The 60-year-old conservative, who swept to power in late 2012, ran unopposed in the leadership election, which is held as a matter of course every three years.
Following the vote, the prime minister vowed to press on with his plan to fix the economy and said his Abenomics growth blitz was only “halfway” done.
But the remarks came just hours after revised GDP figures showed the economy shrank 0.3 percent last quarter, underscoring how his efforts to conquer years of deflation and laggardly growth have stumbled.
“Employment and incomes are both getting stronger. The remaining (task) is to keep this virtuous economic cycle going so people feel that a recovery in under way and that the exit from deflation will drive future economic growth,” Abe said ahead of Tuesday’s vote.
If he holds on to power until September 2018, Abe will become Japan’s longest-serving prime minister since Eisaku Sato, who served between 1967 and 1974.

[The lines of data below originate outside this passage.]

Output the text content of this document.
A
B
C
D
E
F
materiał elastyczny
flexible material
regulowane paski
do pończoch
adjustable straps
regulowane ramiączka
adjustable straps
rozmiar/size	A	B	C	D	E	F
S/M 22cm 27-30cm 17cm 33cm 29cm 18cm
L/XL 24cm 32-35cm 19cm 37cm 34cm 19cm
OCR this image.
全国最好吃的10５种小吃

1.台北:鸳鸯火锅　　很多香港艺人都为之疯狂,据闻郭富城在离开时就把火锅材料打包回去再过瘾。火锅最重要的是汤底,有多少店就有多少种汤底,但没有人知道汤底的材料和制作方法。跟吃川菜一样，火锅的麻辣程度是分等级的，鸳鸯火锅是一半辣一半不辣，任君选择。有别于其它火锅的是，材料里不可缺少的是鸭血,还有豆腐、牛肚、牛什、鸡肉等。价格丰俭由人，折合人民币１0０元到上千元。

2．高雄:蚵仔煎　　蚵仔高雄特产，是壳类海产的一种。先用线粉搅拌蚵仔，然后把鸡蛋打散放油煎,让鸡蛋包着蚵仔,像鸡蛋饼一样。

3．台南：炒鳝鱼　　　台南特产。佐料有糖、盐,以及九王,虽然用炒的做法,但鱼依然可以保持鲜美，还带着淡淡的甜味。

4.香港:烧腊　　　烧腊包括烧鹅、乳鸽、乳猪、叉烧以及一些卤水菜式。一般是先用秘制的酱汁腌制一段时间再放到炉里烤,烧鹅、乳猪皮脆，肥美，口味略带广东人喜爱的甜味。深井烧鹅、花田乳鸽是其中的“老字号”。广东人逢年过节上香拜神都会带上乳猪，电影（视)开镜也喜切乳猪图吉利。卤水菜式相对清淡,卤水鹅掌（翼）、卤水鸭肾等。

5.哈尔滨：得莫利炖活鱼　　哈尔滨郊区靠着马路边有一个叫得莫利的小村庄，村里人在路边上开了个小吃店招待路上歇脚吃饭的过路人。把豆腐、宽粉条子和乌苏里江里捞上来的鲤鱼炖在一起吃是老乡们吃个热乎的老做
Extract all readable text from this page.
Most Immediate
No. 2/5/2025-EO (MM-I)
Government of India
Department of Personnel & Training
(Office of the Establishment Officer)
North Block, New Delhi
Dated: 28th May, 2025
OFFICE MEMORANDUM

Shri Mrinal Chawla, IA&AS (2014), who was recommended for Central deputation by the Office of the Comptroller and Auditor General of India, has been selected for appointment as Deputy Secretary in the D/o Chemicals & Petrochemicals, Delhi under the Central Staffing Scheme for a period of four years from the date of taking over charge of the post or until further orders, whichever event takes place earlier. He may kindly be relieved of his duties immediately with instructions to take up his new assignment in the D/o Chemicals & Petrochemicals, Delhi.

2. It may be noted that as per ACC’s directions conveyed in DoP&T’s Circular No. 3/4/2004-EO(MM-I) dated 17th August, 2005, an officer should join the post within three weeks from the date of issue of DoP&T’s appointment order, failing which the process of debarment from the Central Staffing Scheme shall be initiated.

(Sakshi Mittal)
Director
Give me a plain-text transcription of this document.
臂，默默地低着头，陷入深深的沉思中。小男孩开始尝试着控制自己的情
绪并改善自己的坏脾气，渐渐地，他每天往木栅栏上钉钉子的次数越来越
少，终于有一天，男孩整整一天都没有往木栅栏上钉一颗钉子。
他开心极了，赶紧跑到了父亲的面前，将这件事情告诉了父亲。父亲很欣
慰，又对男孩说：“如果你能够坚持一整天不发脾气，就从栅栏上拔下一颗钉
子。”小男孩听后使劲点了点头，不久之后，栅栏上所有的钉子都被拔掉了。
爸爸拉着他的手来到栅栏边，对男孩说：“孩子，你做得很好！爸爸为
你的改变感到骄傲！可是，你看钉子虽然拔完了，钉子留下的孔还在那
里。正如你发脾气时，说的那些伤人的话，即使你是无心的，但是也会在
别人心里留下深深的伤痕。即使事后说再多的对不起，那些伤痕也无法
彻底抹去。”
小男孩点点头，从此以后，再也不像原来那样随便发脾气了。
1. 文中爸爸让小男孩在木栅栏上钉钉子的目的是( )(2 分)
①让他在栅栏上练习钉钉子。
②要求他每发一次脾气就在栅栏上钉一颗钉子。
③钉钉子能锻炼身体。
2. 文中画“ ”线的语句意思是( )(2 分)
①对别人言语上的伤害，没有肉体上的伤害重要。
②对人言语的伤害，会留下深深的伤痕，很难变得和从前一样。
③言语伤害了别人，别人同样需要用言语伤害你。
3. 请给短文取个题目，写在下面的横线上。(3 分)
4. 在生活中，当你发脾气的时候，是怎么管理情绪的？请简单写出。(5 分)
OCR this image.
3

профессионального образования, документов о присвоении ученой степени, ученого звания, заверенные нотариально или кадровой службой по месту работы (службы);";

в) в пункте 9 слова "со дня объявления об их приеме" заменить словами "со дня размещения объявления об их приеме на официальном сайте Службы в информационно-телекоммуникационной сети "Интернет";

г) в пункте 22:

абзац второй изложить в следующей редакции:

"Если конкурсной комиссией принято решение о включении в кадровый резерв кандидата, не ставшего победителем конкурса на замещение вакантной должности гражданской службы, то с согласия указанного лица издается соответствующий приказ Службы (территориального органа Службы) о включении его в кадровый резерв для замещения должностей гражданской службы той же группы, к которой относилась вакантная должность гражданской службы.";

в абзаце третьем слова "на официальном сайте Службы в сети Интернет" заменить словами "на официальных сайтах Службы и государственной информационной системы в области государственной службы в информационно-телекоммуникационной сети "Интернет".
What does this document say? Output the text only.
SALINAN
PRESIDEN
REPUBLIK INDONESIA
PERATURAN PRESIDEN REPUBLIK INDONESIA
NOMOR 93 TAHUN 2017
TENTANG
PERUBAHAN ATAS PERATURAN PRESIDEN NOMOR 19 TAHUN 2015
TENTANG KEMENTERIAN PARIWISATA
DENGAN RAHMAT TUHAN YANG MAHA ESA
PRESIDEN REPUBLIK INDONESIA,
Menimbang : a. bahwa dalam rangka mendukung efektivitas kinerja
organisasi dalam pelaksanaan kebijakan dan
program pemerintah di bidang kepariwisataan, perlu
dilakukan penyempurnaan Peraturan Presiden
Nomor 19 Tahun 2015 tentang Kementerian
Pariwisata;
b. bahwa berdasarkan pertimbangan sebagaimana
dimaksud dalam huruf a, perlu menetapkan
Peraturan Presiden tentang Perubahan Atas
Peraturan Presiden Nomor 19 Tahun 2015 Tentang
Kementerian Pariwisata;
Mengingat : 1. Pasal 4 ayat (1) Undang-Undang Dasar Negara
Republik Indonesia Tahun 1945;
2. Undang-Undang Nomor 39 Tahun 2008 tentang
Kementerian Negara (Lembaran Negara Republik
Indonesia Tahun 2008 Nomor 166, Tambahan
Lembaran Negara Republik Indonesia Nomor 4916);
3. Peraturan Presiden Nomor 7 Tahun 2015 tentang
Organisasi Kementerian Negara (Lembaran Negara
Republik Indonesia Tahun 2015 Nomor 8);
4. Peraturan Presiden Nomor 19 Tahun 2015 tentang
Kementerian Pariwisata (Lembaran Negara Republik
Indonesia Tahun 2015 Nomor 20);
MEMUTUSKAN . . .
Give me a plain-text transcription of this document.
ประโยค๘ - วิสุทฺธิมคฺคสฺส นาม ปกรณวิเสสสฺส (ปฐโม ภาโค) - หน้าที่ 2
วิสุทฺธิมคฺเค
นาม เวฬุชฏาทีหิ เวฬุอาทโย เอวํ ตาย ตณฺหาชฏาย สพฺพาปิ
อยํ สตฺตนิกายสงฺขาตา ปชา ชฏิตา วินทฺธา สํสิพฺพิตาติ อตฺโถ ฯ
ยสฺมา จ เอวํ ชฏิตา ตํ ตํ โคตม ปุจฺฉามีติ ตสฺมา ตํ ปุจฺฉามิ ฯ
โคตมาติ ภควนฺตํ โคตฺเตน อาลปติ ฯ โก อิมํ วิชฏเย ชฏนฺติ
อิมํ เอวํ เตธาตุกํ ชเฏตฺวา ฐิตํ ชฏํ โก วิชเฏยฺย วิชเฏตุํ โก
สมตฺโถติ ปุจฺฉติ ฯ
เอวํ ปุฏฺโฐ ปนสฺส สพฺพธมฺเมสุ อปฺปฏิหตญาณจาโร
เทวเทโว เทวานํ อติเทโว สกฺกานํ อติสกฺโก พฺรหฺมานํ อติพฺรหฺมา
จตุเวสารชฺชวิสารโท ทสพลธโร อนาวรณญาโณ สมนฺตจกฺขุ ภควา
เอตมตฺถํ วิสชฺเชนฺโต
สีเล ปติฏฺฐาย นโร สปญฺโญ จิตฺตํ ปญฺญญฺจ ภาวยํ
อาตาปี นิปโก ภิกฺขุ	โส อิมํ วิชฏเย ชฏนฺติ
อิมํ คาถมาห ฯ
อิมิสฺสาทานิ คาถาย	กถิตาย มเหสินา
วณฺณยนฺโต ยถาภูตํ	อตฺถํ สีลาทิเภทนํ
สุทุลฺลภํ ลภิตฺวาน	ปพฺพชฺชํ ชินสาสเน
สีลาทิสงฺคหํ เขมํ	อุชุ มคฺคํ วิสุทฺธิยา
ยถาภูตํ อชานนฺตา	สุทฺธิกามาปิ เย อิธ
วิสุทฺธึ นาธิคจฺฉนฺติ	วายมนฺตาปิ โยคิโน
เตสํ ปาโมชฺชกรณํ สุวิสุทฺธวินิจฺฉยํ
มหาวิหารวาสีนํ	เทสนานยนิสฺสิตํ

Abe served as premier for just one year from 2006 before he stepped down owing to ill health and a series of scandals in his party, setting off a string of short-lasting leaders until his re-election in late 2012.
But Abe is again facing declining popularity as public opposition swells over security bills that could put Japanese troops into combat for the first time since the end of the war.
He faces upper house elections next year, and he may decide to call a snap general election sometime between now and when his fresh three-year term expires.
Abe’s first major re-election challenge will be ramming the unpopular security bills through parliament, possibly as early as next week.
The changes have set off protests by tens of thousands of people and even a hunger strike by a group of Tokyo university students.
Under the proposed new rules, Japan’s Self-Defense Forces could go into battle to protect allies — so-called collective self-defense.
Critics argue that they could drag Japan into distant foreign wars even if there was no direct threat to the country or its people.
Abe and his supporters say the bills are necessary to deal with a changing security environment marked by an increasingly assertive China and unpredictable North Korea.
A constitution imposed by occupying US forces after World War II barred Japan’s military from combat except in self-defense.